Although cannabis retailers and their shoppers have become accustomed to the all-cash nature of the business, most customers still yearn for the convenience of being able to pay for their purchases with credit cards and debit cards, just like they would at any other business.
And retailers have the most to gain by allowing credit cards, as research shows the average ticket size increases substantially when they do. Over the past decade, numerous companies have developed solutions to skirt the banking regulations and other complications that have generally prohibited dispensaries from accepting credit cards, but as of today, only a handful have proven to be viable and compliant.
One of those companies is TruHarbor Merchant Solutions, a payment processing firm established specifically to serve the cannabis industry. The Illinois-based company works with adult-use and medical marijuana retailers across the country, as well as both brick-and-mortar and e-commerce CBD businesses.
TruHarbor was founded in 2016, but CEO Bill Schroeder says the company remained patient while developing its products and services, watching and learning from the mistakes of other credit card processing services as they “crashed and burned.”
One workaround that got other payment processing companies in trouble was labeling cannabis stores as something other than a cannabis store — a “health center,” for instance — thereby concealing the true nature of the business and constituting bank fraud.
For TruHarbor, it was imperative that everything was above-board, compliant and affordable for retailers.
“We needed to find a solution that was 100% transparent,” says Schroeder, who, along with co-founders Michele Urso and Rich Urso, has about 30 years of experience in credit card processing.
TruHarbor acquired a “text-to-pay” platform that allows cannabis retailers to accept credit card and debit card payments, while providing customers the convenience of paying with a card and bypassing the hassle of downloading a smartphone app. Retailers can also use the system to pay cannabis growers and manufacturers and other vendors.

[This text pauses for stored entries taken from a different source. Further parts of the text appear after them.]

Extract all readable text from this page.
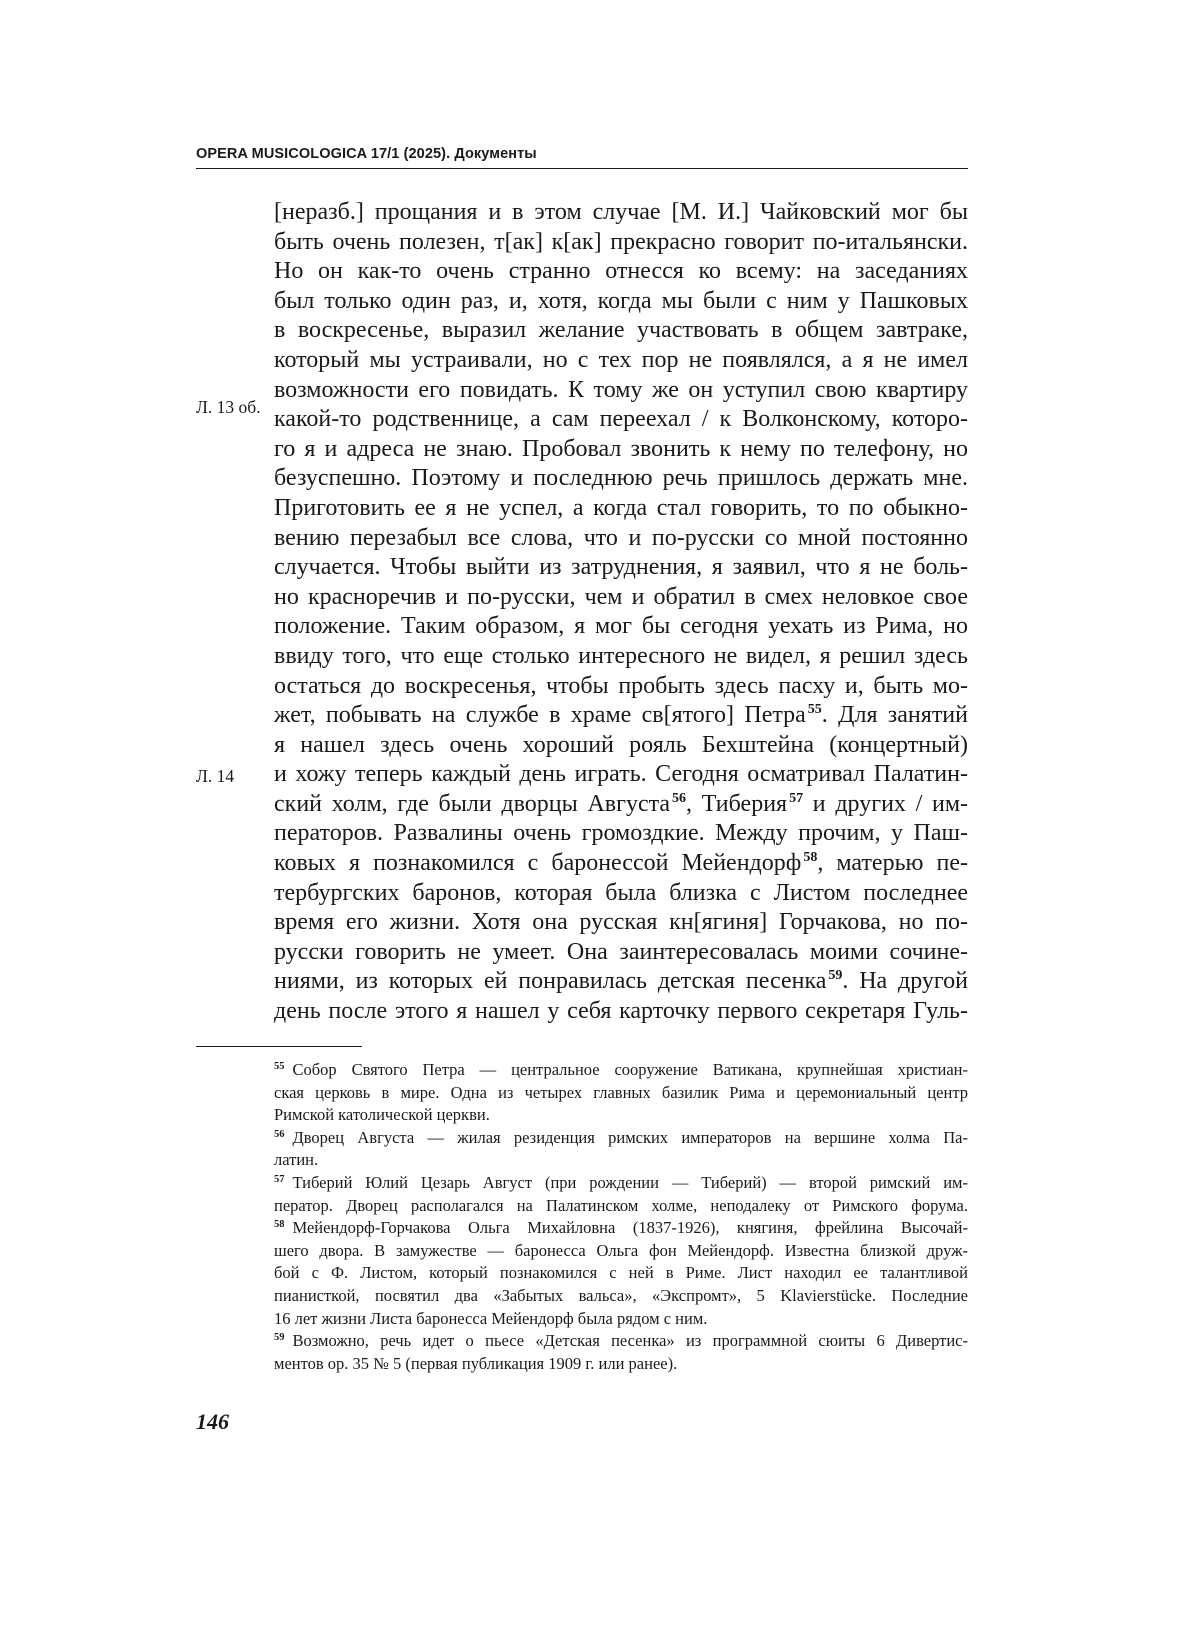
OPERA MUSICOLOGICA 17/1 (2025). Документы
Л. 13 об.
Л. 14
[неразб.] прощания и в этом случае [М. И.] Чайковский мог бы
быть очень полезен, т[ак] к[ак] прекрасно говорит по-итальянски.
Но он как-то очень странно отнесся ко всему: на заседаниях
был только один раз, и, хотя, когда мы были с ним у Пашковых
в воскресенье, выразил желание участвовать в общем завтраке,
который мы устраивали, но с тех пор не появлялся, а я не имел
возможности его повидать. К тому же он уступил свою квартиру
какой-то родственнице, а сам переехал / к Волконскому, которо-
го я и адреса не знаю. Пробовал звонить к нему по телефону, но
безуспешно. Поэтому и последнюю речь пришлось держать мне.
Приготовить ее я не успел, а когда стал говорить, то по обыкно-
вению перезабыл все слова, что и по-русски со мной постоянно
случается. Чтобы выйти из затруднения, я заявил, что я не боль-
но красноречив и по-русски, чем и обратил в смех неловкое свое
положение. Таким образом, я мог бы сегодня уехать из Рима, но
ввиду того, что еще столько интересного не видел, я решил здесь
остаться до воскресенья, чтобы пробыть здесь пасху и, быть мо-
жет, побывать на службе в храме св[ятого] Петра $^{55}$. Для занятий
я нашел здесь очень хороший рояль Бехштейна (концертный)
и хожу теперь каждый день играть. Сегодня осматривал Палатин-
ский холм, где были дворцы Августа $^{56}$, Тиберия $^{57}$ и других / им-
ператоров. Развалины очень громоздкие. Между прочим, у Паш-
ковых я познакомился с баронессой Мейендорф $^{58}$, матерью пе-
тербургских баронов, которая была близка с Листом последнее
время его жизни. Хотя она русская кн[ягиня] Горчакова, но по-
русски говорить не умеет. Она заинтересовалась моими сочине-
ниями, из которых ей понравилась детская песенка $^{59}$. На другой
день после этого я нашел у себя карточку первого секретаря Гуль-
$^{55}$ Собор Святого Петра — центральное сооружение Ватикана, крупнейшая христиан-
ская церковь в мире. Одна из четырех главных базилик Рима и церемониальный центр
Римской католической церкви.
$^{56}$ Дворец Августа — жилая резиденция римских императоров на вершине холма Па-
латин.
$^{57}$ Тиберий Юлий Цезарь Август (при рождении –– Тиберий) — второй римский им-
ператор. Дворец располагался на Палатинском холме, неподалеку от Римского форума.
$^{58}$ Мейендорф-Горчакова Ольга Михайловна (1837-1926), княгиня, фрейлина Высочай-
шего двора. В замужестве — баронесса Ольга фон Мейендорф. Известна близкой друж-
бой с Ф. Листом, который познакомился с ней в Риме. Лист находил ее талантливой
пианисткой, посвятил два «Забытых вальса», «Экспромт», 5 Klavierstücke. Последние
16 лет жизни Листа баронесса Мейендорф была рядом с ним.
$^{59}$ Возможно, речь идет о пьесе «Детская песенка» из программной сюиты 6 Дивертис-
ментов ор. 35 № 5 (первая публикация 1909 г. или ранее).
146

For consumers, the process is relatively simple. When the customer is ready to pay, the budtender takes their phone number and sends the customer three questions via text message: name, phone number and email address. With that information, they’re automatically approved for a virtual checking account. The customer uses their credit card to fund the virtual checking account, then those funds are transferred to the dispensary.
According to Schroeder, the solution has more than 450 merchants actively on the program and none have had their accounts shut down.
Not only is the process safer because it reduces the amount of cash retailers must have on hand, but it also helps generate more revenue.
“Our data shows that within the first 90-day cycle the average ticket will increase 26%,” Schroeder says. “And that’s conservative. It’s usually considerably more than that. To use round numbers, if your average ticket was $100, it’s going to go up to $126.”
In competitive areas, it can also pull customers away from other shops once they realize they can pay with a credit card. Overall dispensary volume, including cash, typically goes up 10-15% once a shop starts accepting credit cards, Schroeder says.
“What we find is that once we get a handful of dispensaries in a certain area, others will soon follow because they lose business, because their customers will go somewhere else,” he adds.
The system works, in part, because it “doesn’t ride on the credit card rails,” Schroeder says. Payments work like an ACH transfer, similar to writing a personal check.
Plus, customers only need to sign up one time, and they’re entered into the system for any shop that uses TruHarbor.
Schroeder says consumers are easily trained on the TruHarbor system — especially younger customers who can avoid stopping at their banks or paying out-of-network ATM fees.
“I recently read an article that 60% of millennials would rather go to the dentist than go to their own bank,” he says.
Schroeder says the biggest hurdle for companies like TruHarbor is gaining the familiarity and trust with cannabis retailers. So many retailers were turned off by early credit card processors and systems that either didn’t work or were based on sketchy, if not outright illegal, workarounds.
“My industry has a little bit of a black eye because of their initial failures,” Schroeder says, which is precisely why TruHarbor played the waiting game for years, only launching on the market when the company had a compliant system that was fully ready to roll out.
That focus on providing cannabis and CBD retailers with a valuable service is even codified in the company’s mission statement: “Our position is that we refuse to sell a product that does not deliver exactly what we say it will do, and won’t partner with anyone that does not take on this position.”